A couple of months ago we printed a piece from Retford resident, Alan Petrie, who was planning to walk 50 of the 60 miles of the Macmillan Way West from Castle Cary to Minehead between the 5th and 12th September to raise money for Cancer Research UK. He successfully completed the walk and has sent us this:
“I managed to do it – and no blisters!
“The walk starts outside Douglas Macmillan’s former home in Castle Cary which we (my Spaniel and I) left on a bright and breezy Monday morning to begin to cross the Levels. We walked about five miles before meeting my wife for a lunch stop. Afterwards she dropped us in a small village a few miles further on. We walked down the village street for about 100 yards before the dog decided she’d had enough and returned to the car – with more haste than she’d left it! This happened again next morning so I continued on my own from then on.

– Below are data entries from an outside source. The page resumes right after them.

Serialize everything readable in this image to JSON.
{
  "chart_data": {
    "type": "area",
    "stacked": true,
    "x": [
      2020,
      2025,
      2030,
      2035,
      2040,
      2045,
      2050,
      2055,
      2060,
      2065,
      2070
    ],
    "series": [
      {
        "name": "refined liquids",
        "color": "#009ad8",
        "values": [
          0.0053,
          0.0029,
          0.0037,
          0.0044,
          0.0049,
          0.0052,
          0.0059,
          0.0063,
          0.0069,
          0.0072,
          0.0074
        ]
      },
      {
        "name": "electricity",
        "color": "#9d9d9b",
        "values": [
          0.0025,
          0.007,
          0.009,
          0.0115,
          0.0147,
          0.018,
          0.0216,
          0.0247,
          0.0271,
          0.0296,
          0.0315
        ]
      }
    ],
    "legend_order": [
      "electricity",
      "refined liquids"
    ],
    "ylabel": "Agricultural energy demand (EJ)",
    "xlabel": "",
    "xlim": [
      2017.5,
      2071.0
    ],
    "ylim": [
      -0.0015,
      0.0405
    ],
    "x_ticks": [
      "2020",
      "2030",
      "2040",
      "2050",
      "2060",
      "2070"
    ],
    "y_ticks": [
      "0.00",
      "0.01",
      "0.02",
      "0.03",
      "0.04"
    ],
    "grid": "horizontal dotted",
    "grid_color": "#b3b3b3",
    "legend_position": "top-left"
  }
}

“I had planned to have a ‘day off’ part way through the week as my knees are not as strong as they were. I looked at the weather forecast and decided that Thursday was going to be the wettest day. This proved to be a major mistake, though.
“On Friday I set off to cross the Eastern edge of Exmoor, ending the walk in Minehead itself, hoping for fish and chips as a reward. Climbing the slopes onto the Moor the weather was not encouraging. The wind was strong and gusting in my face and the heavy showers were constant and merging into one another, far worse than the previous day. Surprisingly, as I walked along the trail I saw no one else on it as the rain was increasing in intensity. Walking alongside some woodland it became torrential, so heavy that I decided to take shelter under the trees, only for it to pour through them as well.
“Saturday was glorious, bright, sunny and mild with clear blue skies and, as I got to the highest point on the Quantocks, superb views opened up in all direction. The climb up to the summit ridge, though, was long and arduous and took a real toll on my knees, despite the knee-braces I had sensibly bought (well, my wife told me to) before we set off from home. But it was the descent which was to prove the most difficult part of the whole week.
“The Quantocks are ‘whaleback’ hills so the descent starts gently before getting steeper as you go down. As I descended it became more and more overgrown with bracken and as there was no underbrush, the soil / leaf mulch ground cover, sodden from the previous day’s rain, made footing treacherous.
“Needless to say, my legs went from under me and I slid, rather inelegantly, about 5 yards on my behind. This posed me a problem as my dodgy knees (knee-braces and all) are too weak for me to get up without something to get hold of – and there wasn’t anything. Eventually, I managed to stop sliding further and turn myself to face into the slope and, with an effort of will (and a lot of unprintable words), staggered to my feet. I made my way gently down the next 20 or 30 feet to a fence from where I was able to find a lengthy, but much easier, zigzag detour to get down the last 50 or so feet to the car park. This had been the hardest walking I had done for about 15 years – and I felt it that evening.
“The final two days were uneventful but successful.
“Ten days after we got home we received the devastating news that my daughter’s cancer is inoperable and terminal. She is in the last weeks of her life and will leave a husband and three children. If ever I had reason to question my making this walk to raise money for cancer research, this overwhelming blow is that motivation.
“Thank you to those of you who have already donated to my ‘Just Giving’ page (Alan’s Walk for Cancer) on Facebook. I had hoped to raise £500 for the charity but so far, rather disappointingly, have managed £345. Please give anything you can spare in these very difficult financial times – every little will help towards saving others in the future from facing this sort of news.”